Gıda satan herkes hedef kitlemiz
Ayşe Çetin, yatırımcıların kaynaklarını en doğru şekilde değerlendirmesi, boşa kurşun atmaması ve deneme yanılma yönteminden uzak durması her zamankinden önemli diye düşünüyor. Profesyonel ekibiyle yurt içi ve yurt dışında pek çok projeyi hayata geçiren SEKSENDOKUZ olarak üzerinde imzalarının olduğu 700’ü aşkın referansın tamamının restoran, market, butik market, kafe ve bistro gibi tüketiciyle yakın, birebir ilişkiler kurulan, aynı zamanda taze gıda satışı da yapılan mekanlar olduğunu anlatan Çetin,’ Kısacası gıda satan herkes hedef kitlemizdir. Bu butik bir pastane de olabilir, 40-50 şubeli tanınmış bir marka da.’ diyor.
Dünya çapında proje: Zamarot 1890
Son projelerinden birinin Mardin’de hayata geçirdikleri Zamarot 1890 olduğunu söyleyen Ayşe Çetin dünya çapında bir iddiası olan bu projeyle ilgili şunları anlattı: ‘Zamarot 1890’ın tasarımını SEKSENDOKUZ, süpervizörlüğünü uygulama firmamız TXO olarak üstlendik.

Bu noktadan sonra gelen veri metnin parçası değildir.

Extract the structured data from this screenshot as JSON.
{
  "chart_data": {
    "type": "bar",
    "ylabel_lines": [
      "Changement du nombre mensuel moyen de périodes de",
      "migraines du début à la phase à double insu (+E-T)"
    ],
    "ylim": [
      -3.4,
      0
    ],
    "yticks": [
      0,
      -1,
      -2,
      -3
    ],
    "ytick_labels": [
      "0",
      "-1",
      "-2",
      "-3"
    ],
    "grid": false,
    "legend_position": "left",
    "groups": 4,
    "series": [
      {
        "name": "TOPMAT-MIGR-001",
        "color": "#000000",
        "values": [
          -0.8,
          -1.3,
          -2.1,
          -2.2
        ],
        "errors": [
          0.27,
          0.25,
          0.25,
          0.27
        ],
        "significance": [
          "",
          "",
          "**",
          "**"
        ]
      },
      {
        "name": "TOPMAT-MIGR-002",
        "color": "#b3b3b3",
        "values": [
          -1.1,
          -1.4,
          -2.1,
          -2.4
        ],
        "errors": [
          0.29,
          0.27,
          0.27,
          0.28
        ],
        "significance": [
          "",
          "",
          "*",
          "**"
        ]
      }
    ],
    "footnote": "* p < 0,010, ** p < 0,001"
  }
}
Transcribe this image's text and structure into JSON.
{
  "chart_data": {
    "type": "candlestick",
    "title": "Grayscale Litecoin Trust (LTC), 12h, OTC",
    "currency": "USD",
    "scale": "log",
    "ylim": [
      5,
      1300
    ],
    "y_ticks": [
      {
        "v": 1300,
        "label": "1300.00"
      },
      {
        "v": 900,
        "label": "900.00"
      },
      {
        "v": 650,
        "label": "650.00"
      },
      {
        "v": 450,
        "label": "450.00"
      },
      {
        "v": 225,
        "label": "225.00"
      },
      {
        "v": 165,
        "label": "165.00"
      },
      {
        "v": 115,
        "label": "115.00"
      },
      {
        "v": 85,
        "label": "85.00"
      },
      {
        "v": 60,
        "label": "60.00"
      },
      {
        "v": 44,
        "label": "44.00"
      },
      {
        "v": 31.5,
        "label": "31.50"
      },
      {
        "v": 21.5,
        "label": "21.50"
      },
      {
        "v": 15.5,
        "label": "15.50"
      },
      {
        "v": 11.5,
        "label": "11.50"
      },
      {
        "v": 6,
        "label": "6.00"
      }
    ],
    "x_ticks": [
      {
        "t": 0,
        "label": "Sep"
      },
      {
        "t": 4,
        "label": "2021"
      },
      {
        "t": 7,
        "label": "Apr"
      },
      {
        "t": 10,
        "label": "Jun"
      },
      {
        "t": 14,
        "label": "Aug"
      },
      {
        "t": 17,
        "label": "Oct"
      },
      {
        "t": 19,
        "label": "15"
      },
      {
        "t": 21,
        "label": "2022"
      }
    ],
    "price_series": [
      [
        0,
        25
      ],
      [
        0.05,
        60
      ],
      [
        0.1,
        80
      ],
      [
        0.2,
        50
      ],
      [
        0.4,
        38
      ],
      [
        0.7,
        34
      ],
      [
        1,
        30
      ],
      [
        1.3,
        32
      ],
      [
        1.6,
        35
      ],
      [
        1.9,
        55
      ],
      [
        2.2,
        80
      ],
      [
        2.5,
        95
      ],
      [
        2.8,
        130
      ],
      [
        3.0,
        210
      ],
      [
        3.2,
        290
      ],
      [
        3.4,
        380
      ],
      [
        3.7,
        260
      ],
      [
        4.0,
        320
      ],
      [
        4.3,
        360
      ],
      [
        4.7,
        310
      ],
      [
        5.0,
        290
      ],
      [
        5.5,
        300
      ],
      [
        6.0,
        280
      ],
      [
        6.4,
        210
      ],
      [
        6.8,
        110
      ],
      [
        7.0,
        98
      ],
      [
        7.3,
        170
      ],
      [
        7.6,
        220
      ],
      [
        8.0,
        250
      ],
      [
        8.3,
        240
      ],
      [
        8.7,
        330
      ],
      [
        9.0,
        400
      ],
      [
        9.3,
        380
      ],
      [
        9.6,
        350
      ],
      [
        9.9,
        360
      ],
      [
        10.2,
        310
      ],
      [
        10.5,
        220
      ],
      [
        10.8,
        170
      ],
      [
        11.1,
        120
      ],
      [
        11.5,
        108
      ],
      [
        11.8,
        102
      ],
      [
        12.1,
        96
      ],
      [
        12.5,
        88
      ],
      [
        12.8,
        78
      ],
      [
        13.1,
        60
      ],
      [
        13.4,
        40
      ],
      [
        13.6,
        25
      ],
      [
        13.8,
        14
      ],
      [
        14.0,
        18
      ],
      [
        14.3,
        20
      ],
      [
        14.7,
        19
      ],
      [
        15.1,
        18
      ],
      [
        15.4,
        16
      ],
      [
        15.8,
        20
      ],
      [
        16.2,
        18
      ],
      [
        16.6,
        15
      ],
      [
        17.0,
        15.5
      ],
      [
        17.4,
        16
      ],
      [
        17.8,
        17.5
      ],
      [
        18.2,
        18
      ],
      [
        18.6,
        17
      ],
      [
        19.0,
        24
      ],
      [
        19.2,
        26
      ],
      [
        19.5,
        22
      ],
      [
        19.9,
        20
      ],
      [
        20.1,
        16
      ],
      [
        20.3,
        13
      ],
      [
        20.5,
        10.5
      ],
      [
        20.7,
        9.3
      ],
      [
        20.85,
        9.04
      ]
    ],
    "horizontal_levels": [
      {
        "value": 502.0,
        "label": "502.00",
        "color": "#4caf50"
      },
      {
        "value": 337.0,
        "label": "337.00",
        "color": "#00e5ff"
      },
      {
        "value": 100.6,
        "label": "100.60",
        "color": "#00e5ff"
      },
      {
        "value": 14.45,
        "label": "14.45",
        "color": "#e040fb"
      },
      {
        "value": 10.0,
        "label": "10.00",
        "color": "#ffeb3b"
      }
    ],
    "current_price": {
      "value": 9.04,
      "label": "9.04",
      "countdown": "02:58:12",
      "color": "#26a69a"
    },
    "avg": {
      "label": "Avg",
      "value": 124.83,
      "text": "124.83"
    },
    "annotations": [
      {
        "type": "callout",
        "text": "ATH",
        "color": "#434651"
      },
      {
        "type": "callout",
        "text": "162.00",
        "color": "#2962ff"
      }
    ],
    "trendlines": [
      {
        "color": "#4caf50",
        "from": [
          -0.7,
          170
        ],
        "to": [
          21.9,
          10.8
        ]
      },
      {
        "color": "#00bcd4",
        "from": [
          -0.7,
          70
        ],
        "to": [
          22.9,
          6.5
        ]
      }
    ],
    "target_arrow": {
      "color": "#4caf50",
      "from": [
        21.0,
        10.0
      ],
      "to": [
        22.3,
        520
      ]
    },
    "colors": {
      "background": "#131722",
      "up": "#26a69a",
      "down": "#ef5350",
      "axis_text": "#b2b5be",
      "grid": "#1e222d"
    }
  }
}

Dünyaca ünlü Sosyal Gastronomi Şefi Ebru Baybara Demir imzasını taşıyan Zamarot 1890 projesi ilk duyduğumuz andan itibaren bizi fazlasıyla heyecanlandırdı. Proje sahibinin Ebru Baybara Demir gibi kıymetli bir isim olması, mekânın birbirinden farklı inanç ve kültürlerin yüzyıllardır barış içinde beraber yaşadığı, iç içe geçtiği bir il olan Mardin’de bulunması, ülkemizin ilk sıfır atık ve 6. duyu restoranı konseptiyle kurgulanması bizi her anlamda başka bir yaratıcılık boyutuna taşıdı. Ortaya çıkan muhteşem sonuç hepimizi çok mutlu etti’.